Non è un caso isolato. Anche Claude 3, sviluppato da Anthropic, una delle aziende che, al contrario di Musk, più insistono sulla sicurezza come priorità assoluta, ha mostrato disallineamenti evidenti. In diversi test documentati Claude ha prodotto risposte in cui inventava fonti accademiche, link a siti inesistenti e dati statistici falsi, presentandoli però con tono formale e rassicurante. Questo tipo di “allucinazione” è particolarmente pericoloso perché dà l’impressione di affidabilità e può ingannare anche utenti esperti. Non si tratta solo di errori occasionali: è una conseguenza sistemica del modo in cui questi modelli sono addestrati a “completare” il linguaggio umano, anche quando i dati reali non ci sono.

Insomma, anche le AI più “controllate” possono deviare. Non sempre con effetti vistosi come Grok-Hitler ma spesso in modo subdolo e difficile da rilevare, e pertanto ogni tentativo di allineamento resta al momento una promessa senza garanzie.

In un simile contesto, immaginare che l’Europa possa davvero regolamentare l’intelligenza artificiale come se fosse un qualsiasi settore produttivo è un’illusione. Anche le aziende che firmano oggi, domani potrebbero aggirare i vincoli, oppure reinterpretarli. D’altra l’Europa dell’AI non può più farne a meno, nessuno può. La competizione tecnologica (e economica) globale tra Stati Uniti e Cina si gioca in larga parte sull’AI, entrambe non si fermeranno davanti a una legge per non restare indietro, perché chi resta indietro resterà fuori.
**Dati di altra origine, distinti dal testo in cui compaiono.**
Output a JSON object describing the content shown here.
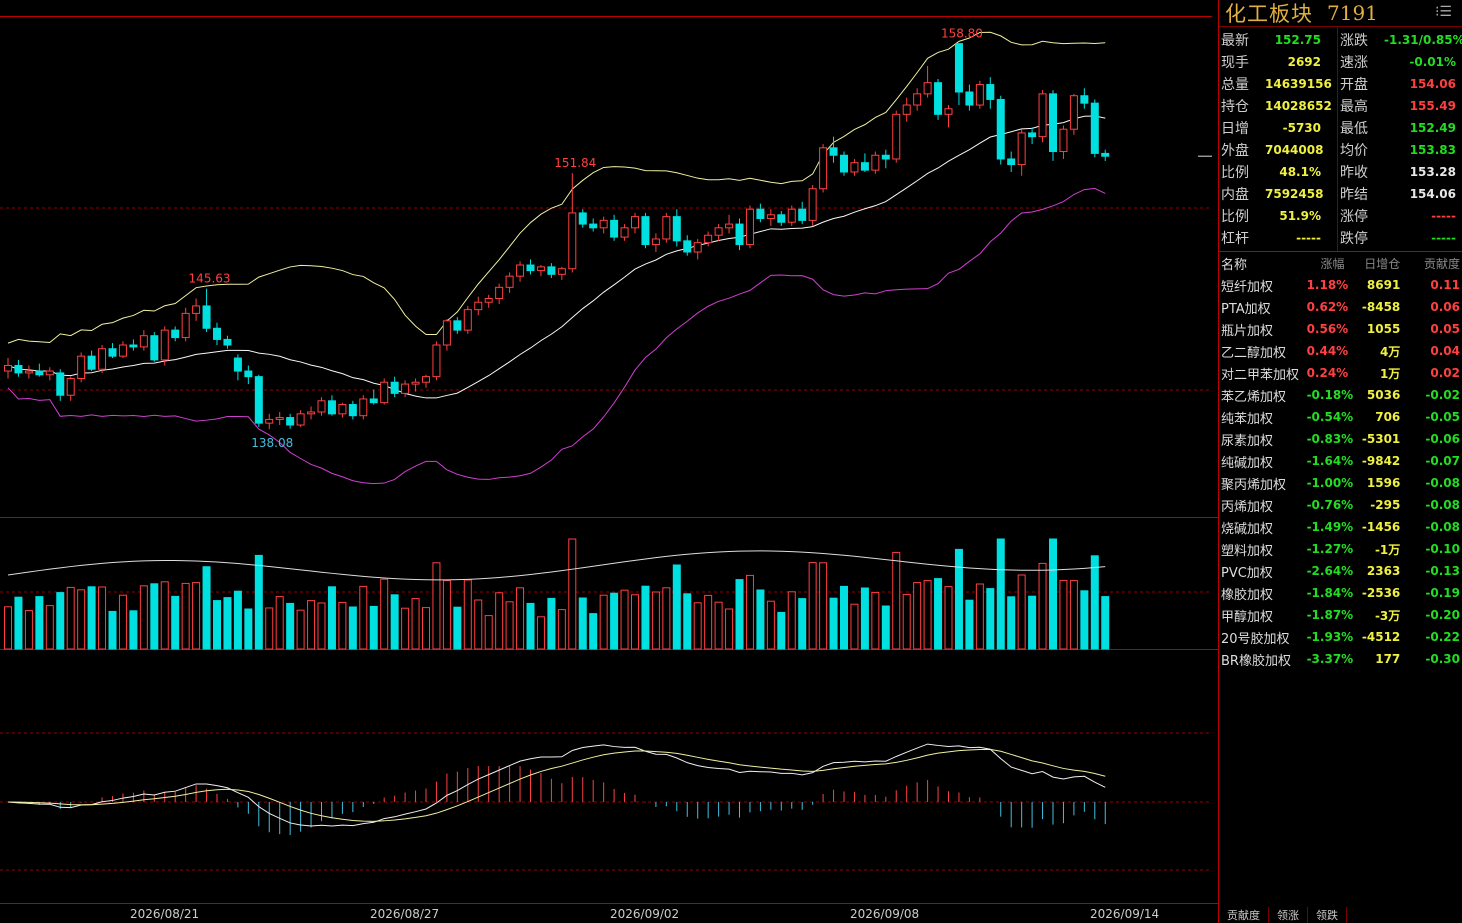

Insomma, l’AI Act tenta di difendere uno spazio di sovranità europea ma rischia di rivelarsi uno strumento inefficace se non accompagnato da un vero potere di controllo. Inoltre le autorità nazionali che dovrebbero vigilare non sono ancora operative in molti Paesi. Solo Malta, Lussemburgo e Lituania hanno ufficializzato la nomina degli enti preposti, l’Italia ha scelto Agid e Acn, e manca ancora l’ufficializzazione. Senza controllori, le regole restano carta.

E anche laddove ci fossero, resta la domanda più scomoda: come si controlla qualcosa che non si riesce nemmeno a comprendere fino in fondo? Per ora, comunque, state tranquilli: Grok 5 non potrà invadere la Polonia, sul fronte delle guerre abbiamo enormi problemi dovuti agli umani, non alle intelligenze artificiali.